In most of the later data files the raw ADC reading look good, so little residual noise for the 2 consecutive readings (e.g. columns 10 and 17) of the µC internal ADC. The version with the slower ADC clock still seems to have some problem (more noise and the last column is allways 0). So one can probably go back to the faster ADC clock.
The comparison of the noise for the different modulation speeds show quite some difference: for the cases P,Q and W ( double, normal and half the speed) I get noise of 2.9 µV , 2 µV and 1.4 µV for the 3 cases. So there is quite some noise related to the switching / jitter.
One could try to slow down the modulation, e.g. about to make the slow case W mode like the more normal case, by increasing the xdelay constant in the ASM program (e.g. from 12 to something like 40). The slight higher clock (16 vs 12 MHz) makes it start a bit faster anyway. The integration cap is still large enough for this.

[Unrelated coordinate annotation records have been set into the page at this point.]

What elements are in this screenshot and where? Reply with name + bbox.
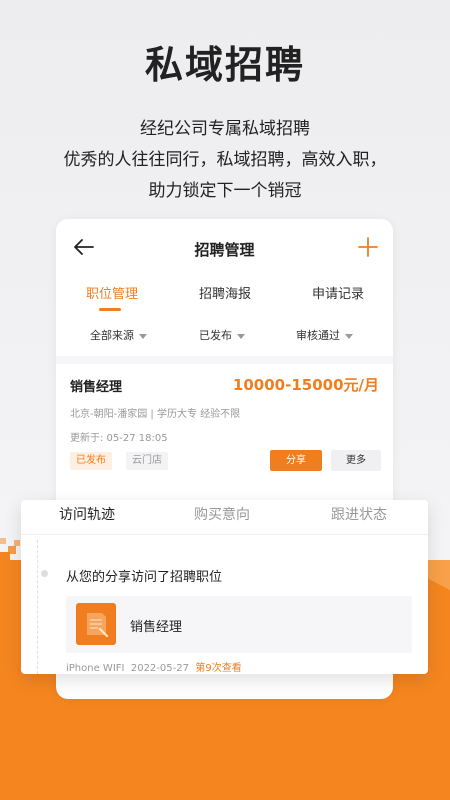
filter-status-label: 已发布: [199, 329, 232, 342]
nav-bar: 招聘管理: [56, 219, 393, 277]
filter-status[interactable]: 已发布: [199, 327, 245, 343]
subtitle-line-2: 优秀的人往往同行，私域招聘，高效入职，: [63, 150, 387, 170]
status-badge: 已发布: [70, 452, 112, 470]
visit-date: 2022-05-27: [130, 663, 189, 674]
share-button[interactable]: 分享: [270, 450, 322, 471]
job-title: 销售经理: [70, 380, 123, 395]
visited-job-card[interactable]: 销售经理: [66, 596, 412, 653]
visited-job-title: 销售经理: [130, 620, 183, 635]
card-tab-bar: 访问轨迹 购买意向 跟进状态: [21, 500, 428, 535]
caret-down-icon: [139, 333, 147, 339]
timeline-dot: [41, 570, 48, 577]
job-list-item[interactable]: 销售经理 10000-15000元/月 北京-朝阳-潘家园 | 学历大专 经验不…: [56, 364, 393, 484]
filter-bar: 全部来源 已发布 审核通过: [56, 327, 393, 347]
tab-recruit-poster[interactable]: 招聘海报: [199, 283, 251, 302]
active-tab-indicator: [99, 308, 121, 311]
filter-source[interactable]: 全部来源: [90, 327, 147, 343]
subtitle-line-3: 助力锁定下一个销冠: [148, 181, 302, 201]
filter-source-label: 全部来源: [90, 329, 134, 342]
job-updated-time: 更新于: 05-27 18:05: [70, 433, 168, 444]
job-salary: 10000-15000元/月: [232, 376, 379, 394]
filter-review[interactable]: 审核通过: [296, 327, 353, 343]
tab-job-management[interactable]: 职位管理: [86, 283, 138, 302]
tab-follow-status[interactable]: 跟进状态: [331, 504, 387, 524]
job-info: 北京-朝阳-潘家园 | 学历大专 经验不限: [70, 409, 241, 420]
add-icon[interactable]: [357, 236, 379, 258]
tab-purchase-intent[interactable]: 购买意向: [194, 504, 250, 524]
caret-down-icon: [237, 333, 245, 339]
visit-meta: iPhone WIFI 2022-05-27 第9次查看: [66, 659, 242, 674]
nav-title: 招聘管理: [194, 241, 255, 259]
tab-application-records[interactable]: 申请记录: [312, 283, 364, 302]
subtitle-line-1: 经纪公司专属私域招聘: [140, 119, 310, 139]
visit-track-card: 访问轨迹 购买意向 跟进状态 从您的分享访问了招聘职位 销售经理 iPhone …: [21, 500, 428, 674]
document-icon: [76, 603, 116, 645]
store-badge: 云门店: [126, 452, 168, 470]
visit-description: 从您的分享访问了招聘职位: [66, 570, 223, 585]
caret-down-icon: [345, 333, 353, 339]
tab-visit-track[interactable]: 访问轨迹: [59, 504, 115, 524]
filter-review-label: 审核通过: [296, 329, 340, 342]
page-headline: 私域招聘: [144, 43, 305, 87]
visit-count: 第9次查看: [195, 663, 242, 674]
section-divider: [56, 356, 393, 364]
visit-device: iPhone WIFI: [66, 663, 125, 674]
tab-bar: 职位管理 招聘海报 申请记录: [56, 283, 393, 313]
more-button[interactable]: 更多: [331, 450, 381, 471]
timeline-line: [37, 540, 38, 674]
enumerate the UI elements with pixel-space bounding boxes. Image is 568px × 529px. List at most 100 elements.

The other point would be trying to find the actual jitter source. The main candidates are the oscillator, the HC74 and the LV4053. This could be the chip itself, or there supply / decoupling. For finding the weak point in the HW side the faster modulation would be an advantage. Normally the HC74 and LV4073 should not be so bad, unless there supply is unstable. Trouble with the clock decoupling would likely be also visible in the INL test via the difference test (B).
A very short xdelay (in the ASM program) could explain a little, though I still think there is more jitter than it needs to. A values of 1000 is likely way too high and may drive part in saturation. The upper limit is likely at around 63, as there may be some 4xdelay that has to fit in 1 byte. The numbers in the ASM and Pascal program also have to match !
A noise of only 100 nV would be too good to by true. The Johnson noise of the resistors should contribute about 300 nV. The best noise I got with the AVR version was with slow modultion, at some 420 nV. With faster modulation the noise is more like 500 nV. With the ARM version and an slightly slower modulation I get down to 360 nV, which I would consider well good enough and better than hoped for.
edit:
I lookes at the raw data: there is still some scattering in the raw resuslt, just the math for the 7 V ref reading is way of an this than divides down the result so much. WIth the slower ADC clock the reading also show more scatter. The values for the K1 and K2 factor should normally be relatively stable. So no real change needed unless some HW change or very different temperature. If K2 changes with the setting of the trimmer ( no need to be strictly in the center of the ADC range, just avoid hitting the bonds) this would indicate going to high in the residual votlage. I don't exactly know how the 2 transistors behave.
2nd edit:
If the ASM code still has xdelay=12 and the pascal code had 0, than the scaling was wrong (and massive INL/DNL errors) before too. So the actual noise may already be better by about a factor of 2. So the appearent 1.4 µV noise would be more like 700 nV noise for the slow mode. Still not very good but already useful. One can get a quick check of the linearity by watching a capacitor discharge an error in the size of the runup steps is quite obvious.